(*)Mário Ananias

O Carnaval, como qualquer grande festa, tem sua tipicidade de costumes, de acordo com o local em que acontece. Espetáculos grandiosos como os desfiles do Rio e Recife; Trios Elétricos que se espalharam da Bahia para várias cidades; e os carnavais do interior, mais modestos, porém não menos deliciosos.

Em Nova Lima, por exemplo, no domingo pela manhã, o carnaval tradicional e muito alegre recebe o nome de Bloco dos Sujos. Parece que a história remonta aos tempos em que os mineiros que trabalhavam à noite na mineração de ouro, ao saírem do plantão, faziam uma despojada festa, sem sequer passar em casa após o expediente. Muitas vezes, a fantasia era o próprio uniforme, um tanto surrado e suado, mas sempre com muita disposição e alegria.

Muitas vezes, saíamos cedo de BH, logo após o desjejum, com ou sem fantasia, e seguíamos pelo Anel Rodoviário até a BR-040, virando à esquerda até o BH Shopping. Ali era só subir a MG-30 até o montanhoso centro de Nova Lima e aproveitar um carnaval irreverente e memorável.

Muita gente bonita, muita fantasia caricata, muita música envolvente como sambas antigos, marchinhas maravilhosas e até, de vez em quando, um ou outro frevo. Quem não teve a oportunidade de se jogar num evento desses dificilmente poderá entender o que é a felicidade em sua forma mais simples e, ainda assim, concreta.
Certa vez, estávamos ali, de riso largo e olhar atento às fantasias, às danças e, naturalmente, às belas moças cheias de encanto, enquanto bebíamos a cantar as letras com entusiasmo. Vi uma delicada mão estendida a mim, as unhas pintadas de um rosa bem clarinho, as pernas bem torneadas expostas por um short jeans cheio de fitas coloridas e lantejoulas com uma corda bem espessa à guisa de cinto.
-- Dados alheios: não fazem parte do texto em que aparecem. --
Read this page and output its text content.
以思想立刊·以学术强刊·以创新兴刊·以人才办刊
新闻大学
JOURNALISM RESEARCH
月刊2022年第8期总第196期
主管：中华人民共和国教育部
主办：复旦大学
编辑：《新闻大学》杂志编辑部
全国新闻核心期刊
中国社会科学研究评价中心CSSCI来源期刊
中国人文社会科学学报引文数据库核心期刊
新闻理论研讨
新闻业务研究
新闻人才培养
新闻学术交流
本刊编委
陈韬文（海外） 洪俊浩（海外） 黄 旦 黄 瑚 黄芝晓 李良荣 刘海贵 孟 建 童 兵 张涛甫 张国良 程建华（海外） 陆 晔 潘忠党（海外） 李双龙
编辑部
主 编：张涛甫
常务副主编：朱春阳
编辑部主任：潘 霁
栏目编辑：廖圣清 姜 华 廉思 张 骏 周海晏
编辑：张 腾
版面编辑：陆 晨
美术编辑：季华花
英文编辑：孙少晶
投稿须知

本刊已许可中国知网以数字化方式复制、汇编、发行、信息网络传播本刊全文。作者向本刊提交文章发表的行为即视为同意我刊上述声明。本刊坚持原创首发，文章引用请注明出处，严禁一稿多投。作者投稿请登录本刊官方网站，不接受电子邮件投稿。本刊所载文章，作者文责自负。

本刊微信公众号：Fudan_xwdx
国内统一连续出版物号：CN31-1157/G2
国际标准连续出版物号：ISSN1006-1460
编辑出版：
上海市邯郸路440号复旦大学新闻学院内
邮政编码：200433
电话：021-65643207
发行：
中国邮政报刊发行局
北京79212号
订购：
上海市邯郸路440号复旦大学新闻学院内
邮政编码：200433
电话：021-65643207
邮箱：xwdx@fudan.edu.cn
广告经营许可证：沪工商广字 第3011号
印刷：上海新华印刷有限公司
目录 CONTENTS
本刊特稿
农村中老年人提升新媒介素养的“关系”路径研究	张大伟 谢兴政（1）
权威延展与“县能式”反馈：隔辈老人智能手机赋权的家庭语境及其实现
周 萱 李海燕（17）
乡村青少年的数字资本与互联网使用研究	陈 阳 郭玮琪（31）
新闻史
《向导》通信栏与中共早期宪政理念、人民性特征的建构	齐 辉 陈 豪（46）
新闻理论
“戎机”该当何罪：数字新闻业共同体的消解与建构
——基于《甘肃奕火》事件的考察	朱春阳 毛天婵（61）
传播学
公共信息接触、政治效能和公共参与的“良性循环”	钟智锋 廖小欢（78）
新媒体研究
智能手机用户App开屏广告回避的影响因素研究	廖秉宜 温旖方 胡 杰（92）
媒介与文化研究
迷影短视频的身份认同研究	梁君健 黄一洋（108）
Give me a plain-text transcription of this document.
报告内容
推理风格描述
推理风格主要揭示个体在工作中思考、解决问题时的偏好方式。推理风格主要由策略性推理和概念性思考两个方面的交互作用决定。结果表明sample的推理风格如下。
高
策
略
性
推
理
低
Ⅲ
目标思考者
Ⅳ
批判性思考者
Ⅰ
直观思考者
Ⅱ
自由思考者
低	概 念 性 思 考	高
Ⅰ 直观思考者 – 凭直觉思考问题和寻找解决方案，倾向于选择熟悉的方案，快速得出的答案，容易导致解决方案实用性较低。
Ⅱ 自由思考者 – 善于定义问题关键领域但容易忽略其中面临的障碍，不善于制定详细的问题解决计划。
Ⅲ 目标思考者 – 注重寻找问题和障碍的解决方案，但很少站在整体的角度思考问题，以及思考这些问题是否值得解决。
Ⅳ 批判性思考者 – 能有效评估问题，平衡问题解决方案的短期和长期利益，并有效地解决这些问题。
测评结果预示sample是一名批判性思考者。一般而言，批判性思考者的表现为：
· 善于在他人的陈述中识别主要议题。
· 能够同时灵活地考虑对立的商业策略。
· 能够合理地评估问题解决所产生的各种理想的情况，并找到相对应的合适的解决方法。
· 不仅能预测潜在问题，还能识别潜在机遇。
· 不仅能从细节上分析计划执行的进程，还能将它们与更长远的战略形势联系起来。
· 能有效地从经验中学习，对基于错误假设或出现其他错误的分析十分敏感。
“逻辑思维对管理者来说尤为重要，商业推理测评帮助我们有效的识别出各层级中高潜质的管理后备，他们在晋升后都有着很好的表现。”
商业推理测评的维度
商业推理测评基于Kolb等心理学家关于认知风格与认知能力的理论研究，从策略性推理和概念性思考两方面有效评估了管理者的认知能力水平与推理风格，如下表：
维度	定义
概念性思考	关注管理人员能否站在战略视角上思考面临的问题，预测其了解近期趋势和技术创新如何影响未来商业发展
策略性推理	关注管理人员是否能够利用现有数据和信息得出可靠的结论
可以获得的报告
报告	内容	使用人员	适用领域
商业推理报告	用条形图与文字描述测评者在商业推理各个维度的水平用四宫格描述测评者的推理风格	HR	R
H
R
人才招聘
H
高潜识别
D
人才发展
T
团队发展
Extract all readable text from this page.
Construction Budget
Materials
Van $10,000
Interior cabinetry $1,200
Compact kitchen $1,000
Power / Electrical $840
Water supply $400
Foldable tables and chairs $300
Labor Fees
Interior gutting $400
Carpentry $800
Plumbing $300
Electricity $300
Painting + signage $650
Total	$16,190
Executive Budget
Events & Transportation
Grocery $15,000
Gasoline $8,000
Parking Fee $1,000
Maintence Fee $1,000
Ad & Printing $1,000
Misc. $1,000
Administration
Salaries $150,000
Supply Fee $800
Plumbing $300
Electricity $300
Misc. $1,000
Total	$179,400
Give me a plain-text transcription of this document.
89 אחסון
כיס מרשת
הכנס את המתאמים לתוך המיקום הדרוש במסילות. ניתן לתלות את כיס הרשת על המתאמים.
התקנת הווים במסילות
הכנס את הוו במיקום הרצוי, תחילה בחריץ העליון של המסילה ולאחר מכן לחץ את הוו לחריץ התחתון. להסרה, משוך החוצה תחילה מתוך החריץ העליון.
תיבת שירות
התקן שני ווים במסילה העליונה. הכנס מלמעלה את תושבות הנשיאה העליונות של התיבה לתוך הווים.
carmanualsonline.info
Usava também um bustiê azul claro, enfeitado com estrelas brilhantes das quais pendiam mais algumas fitas coloridas. Na cabeça, uma coroa improvisada presa por “piranhas” aos longos cabelos claros e esvoaçantes. Tinha nos pés sandálias Fashion Bubbles, que ganharam fama por causa de uma novela, e mais fitas presas ao tornozelo.
Como estava com uma garrafa de whisky ao lado de uma caixinha térmica, de isopor, cheia de gelo, imaginei que aquela delicada mãozinha buscasse uma dose da bebida.
Ergui a garrafa enquanto pegava um copo descartável para servi-la. Nesse meio tempo, acabara de tocar Aurora (1941) de Mário Lago e Roberto Roberti, e começava a Turma do Funil (1956) de Mirabeau, M de Oliveira e Urgel de Castro, que voltava a ser um grande sucesso na interpretação de Chico Buarque.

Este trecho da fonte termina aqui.